Sunday, May 1, 2011

Easter, March 23, 2010

Devon celebrated his second Easter on Sunday, the only major holiday that we will celebrate twice with only one child. Last Thanksgiving Devon was crawling and I was a few weeks pregnant with the twins. At Devon's first Christmas we were still in shock from the pregnancy test I had taken three days earlier, thinking in awe that we will have two consecutive first Christmases. We were joking with family that we could keep up the rhythm, get pregnant again when #2 is eight months old, and have #3 as a Christmas 2012 baby for a third consecutive first Christmas. Of course, now that we know that we're getting #2 and #3 as a package deal, it's even funnier in retrospect. We’ve been advised that we have a 40% chance of another multiple pregnancy, so now the number of children we could manage to produce in three years increases to 6.

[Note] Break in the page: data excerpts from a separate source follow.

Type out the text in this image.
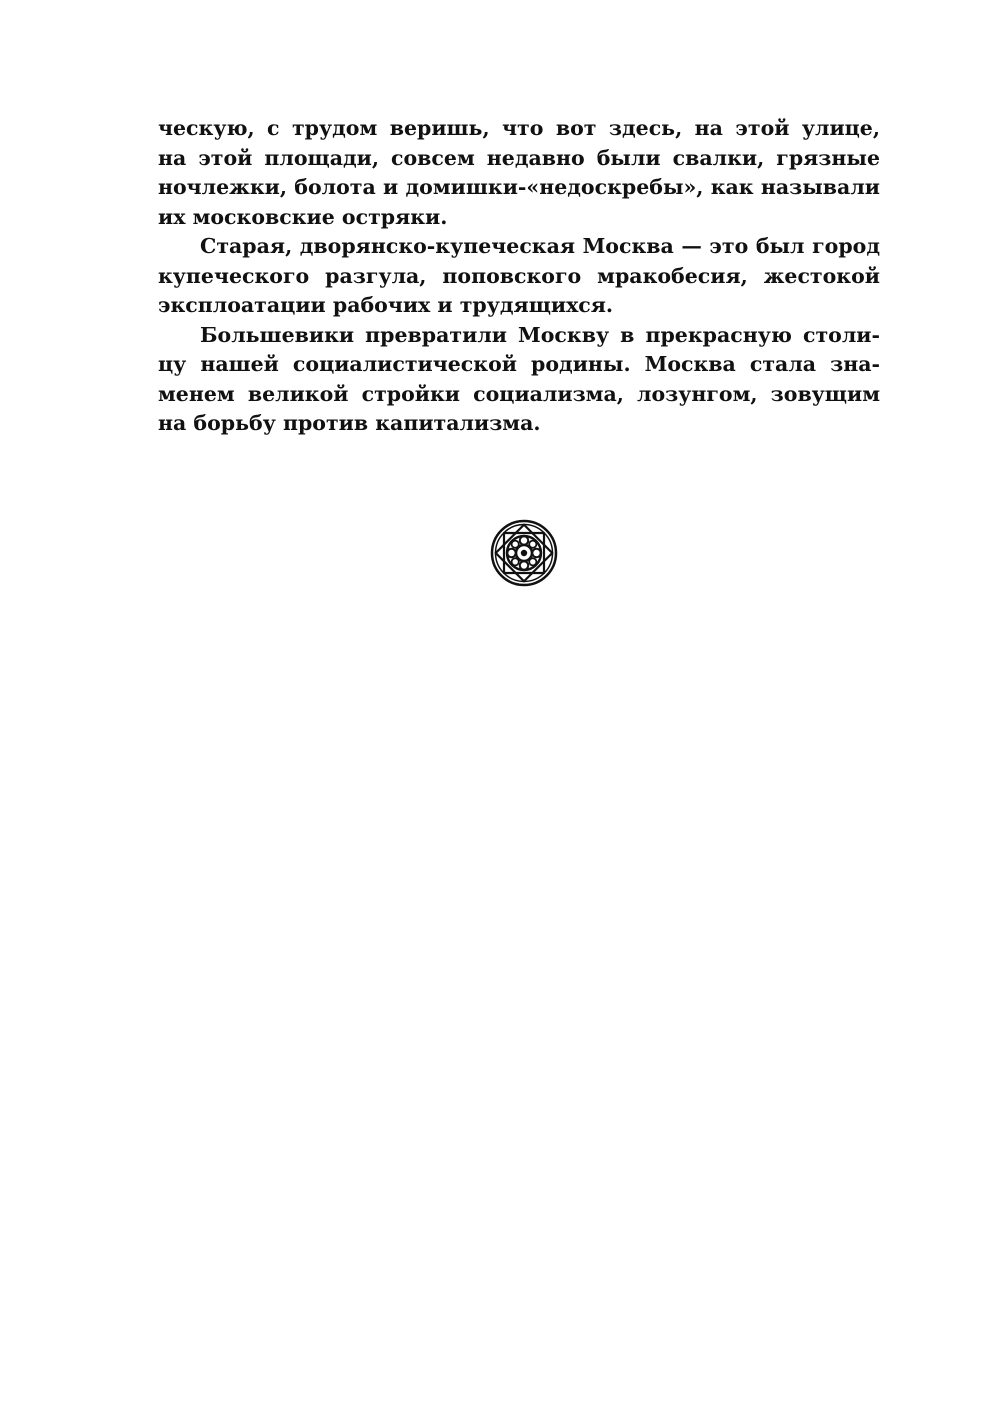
ческую, с трудом веришь, что вот здесь, на этой улице,
на этой площади, совсем недавно были свалки, грязные
ночлежки, болота и домишки-«недоскребы», как называли
их московские остряки.
Старая, дворянско-купеческая Москва — это был город
купеческого разгула, поповского мракобесия, жестокой
эксплоатации рабочих и трудящихся.
Большевики превратили Москву в прекрасную столи-
цу нашей социалистической родины. Москва стала зна-
менем великой стройки социализма, лозунгом, зовущим
на борьбу против капитализма.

Devon was six days old on his first Easter, lying on the blanket and looking tiny. That didn’t stop Grammy from giving him an Easter basket, vintage from my childhood and filled with toys old and new. Since the basket went into the closet intact, this year’s Easter basket was a snap. I found last year’s in the attic, transferred the toys to a new basket, and this time Devon enjoyed rooting around in the basket.



Sunday Devon also debuted his Big Boy Shoes. He’s worn Robeez, the wonderful pre-walker soft leather slippers, until now. Friday I decided that the unusually dapper vest-and-golf-short combo passed to him from a friend’s son needed real shoes. On the changing table, he tried to bite the new sandals off, which is probably what Ally kitty would do if we tried to get her to wear shoes. On the ground, he lifted a foot WAY up in the air, eyed the shoe distastefully, and then smacked it down as if trying to shake it off. For you Nick Park fans, it was a motion that can only be compared to Wallace in The Wrong Trousers. Thankfully, Daddy was able to convince Devon that Big Boy shoes weren’t that much harder to wear and made a pleasing clomp every time he took a step, so the transition was over in ten minutes. When he woke up from his nap, he found his Big Boy Shoes and brought them to me to put on again. Here’s a better side view of Devon and the B.B.S., as he plays with his Little People Circus, a birthday gift from Grammy and Grandpa.



We took about twenty pictures of Devon in his outfit and with his basket, but only a few turned out. Sadly, the best one of him also features me in the back goggling like a startled deer.



Craig is a great photographer and always gets his camera out to capture a cute shot of Devon. Sadly, even the most careful parent must do battle with what I call The Immutable Laws of Juvenile Photography:

1. No matter how many snaps you take, only three will turn out. Usually the first three.
2. In those three, parents have a weird facial expression, a body part accidentally exposed, or an awkward posture that reveals post-baby lack of physical conditioning.
3. The child will be so cute that the shot will still go in the baby book, the mailing, or the slideshow. Parents will either be totally oblivious to looking bad, or call attention to it in a "tee-hee" sort of way.

Take one of our first Devon-and-Mommy pics, for example.



I thought this was an adorable shot of both of us. I included it in Devon's email birth announcement and copied it for the baby book. Then, when I returned to teaching on finals week, one of my students pointed out that the dopey smile on my face was not new motherhood. I was well and truly stoned, complete with pupils dilated to cover my entire iris. Whether it was the previous days epidural (I'm a big girl, so my dose of anesthetic could fell a stampeding bull elephant) or the Percoset I had taken at five that morning, I was definitely feeling no pain. Yet, I'm still showing off this photo. Tee-hee.